まずUQのWiMAX 2+の第二種通信設備指定については、同サービスの契約数の大半がauが卸提供を受けた回線(CAを実現するために借り上げた回線)ものであるとして、UQに実効的な交渉の優位性はなく、同サービスを二種指定することは適当でないとした。
合わせて、二種指定の際に問題となる「交渉上の優位性」についても徹底した議論を求めている。
UQの主張にもあるように、現状のアンバンドル機能基準は、音声通話可能なサービスが前提となっている。しかし、MVNOサービスが普及したこともあり、現状では通信の主体はデータ通信となっている。MVNOが複数のMNOから回線を選択できるようになったことや、SIMロックフリー端末も選べるようになったことでMVNOが交渉においてむしろ優位に立てる場面が出てきた。5Gが普及すると、より多くの無線リソースの中から自由にネットワークを選べるようになることも予想される。
制度設計時から状況が変わったことから、第二種通信設備の制度に関する見直し、特にシェアが10%を超えたことによる機械的な二種指定はしないように訴えかけた。

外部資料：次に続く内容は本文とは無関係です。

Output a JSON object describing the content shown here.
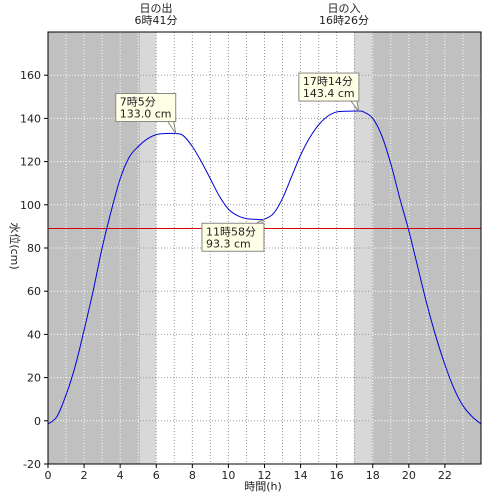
{
  "chart_data": {
    "type": "line",
    "xlabel": "時間(h)",
    "ylabel": "水位(cm)",
    "xlim": [
      0,
      24
    ],
    "ylim": [
      -20,
      180
    ],
    "xticks": [
      0,
      2,
      4,
      6,
      8,
      10,
      12,
      14,
      16,
      18,
      20,
      22
    ],
    "yticks": [
      -20,
      0,
      20,
      40,
      60,
      80,
      100,
      120,
      140,
      160
    ],
    "grid": "dotted",
    "reference_line": {
      "y": 89,
      "color": "#d40000"
    },
    "sunrise": {
      "label": "日の出",
      "time": "6時41分",
      "x": 6.68
    },
    "sunset": {
      "label": "日の入",
      "time": "16時26分",
      "x": 16.43
    },
    "shading": {
      "night_color": "#c0c0c0",
      "twilight_color": "#d8d8d8",
      "day_color": "#ffffff",
      "twilight_before_sunrise": [
        5.1,
        6.0
      ],
      "twilight_after_sunset": [
        16.95,
        17.95
      ]
    },
    "series": [
      {
        "color": "#0000dd",
        "x": [
          0,
          0.5,
          1,
          1.5,
          2,
          2.5,
          3,
          3.5,
          4,
          4.5,
          5,
          5.5,
          6,
          6.5,
          7.08,
          7.5,
          8,
          8.5,
          9,
          9.5,
          10,
          10.5,
          11,
          11.5,
          11.97,
          12.5,
          13,
          13.5,
          14,
          14.5,
          15,
          15.5,
          16,
          16.5,
          17.23,
          17.5,
          18,
          18.5,
          19,
          19.5,
          20,
          20.5,
          21,
          21.5,
          22,
          22.5,
          23,
          23.5,
          24
        ],
        "y": [
          -1.5,
          2,
          12,
          25,
          42,
          60,
          80,
          97,
          112,
          122,
          127,
          130.5,
          132.5,
          133,
          133.0,
          132,
          127,
          120,
          112,
          104,
          98,
          95,
          93.6,
          93.3,
          93.3,
          96,
          103,
          113,
          123,
          131,
          137,
          141,
          143,
          143.3,
          143.4,
          143,
          140,
          132,
          119,
          103,
          88,
          71,
          54,
          39,
          26,
          15,
          7,
          2,
          -1.5
        ]
      }
    ],
    "annotations": [
      {
        "lines": [
          "7時5分",
          "133.0 cm"
        ],
        "x": 7.08,
        "y": 133.0
      },
      {
        "lines": [
          "11時58分",
          "93.3 cm"
        ],
        "x": 11.97,
        "y": 93.3
      },
      {
        "lines": [
          "17時14分",
          "143.4 cm"
        ],
        "x": 17.23,
        "y": 143.4
      }
    ]
  }
}
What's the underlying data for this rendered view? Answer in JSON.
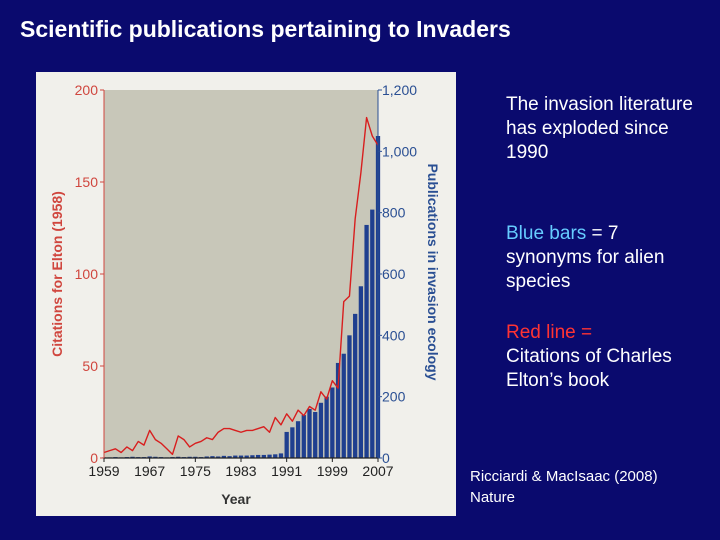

グループ間連携の検証についても、おおむねUQと同趣旨の主張をしている。
MVNOの活性化面では、11月1日までに全端末でテザリングを利用できるようにする改修を行い、接続料の精算方法を改善したことなどを紹介した。
接続料の計算において支払い猶予(先行値下げ)を可能としたしたこと、前年度・当年度精算を可能にしたことや、音声卸サービスについて低廉化に向けた交渉に応じることなどは、ドコモと基本的な考え方は同じだ。
モバイル通信における将来予見が困難であるという見通しについても、基本的な考え方はドコモと同様。その上で、将来原価方式を導入するなら、乖離(かいり)額調整の原則を算定ルールに盛り込むことを要望した。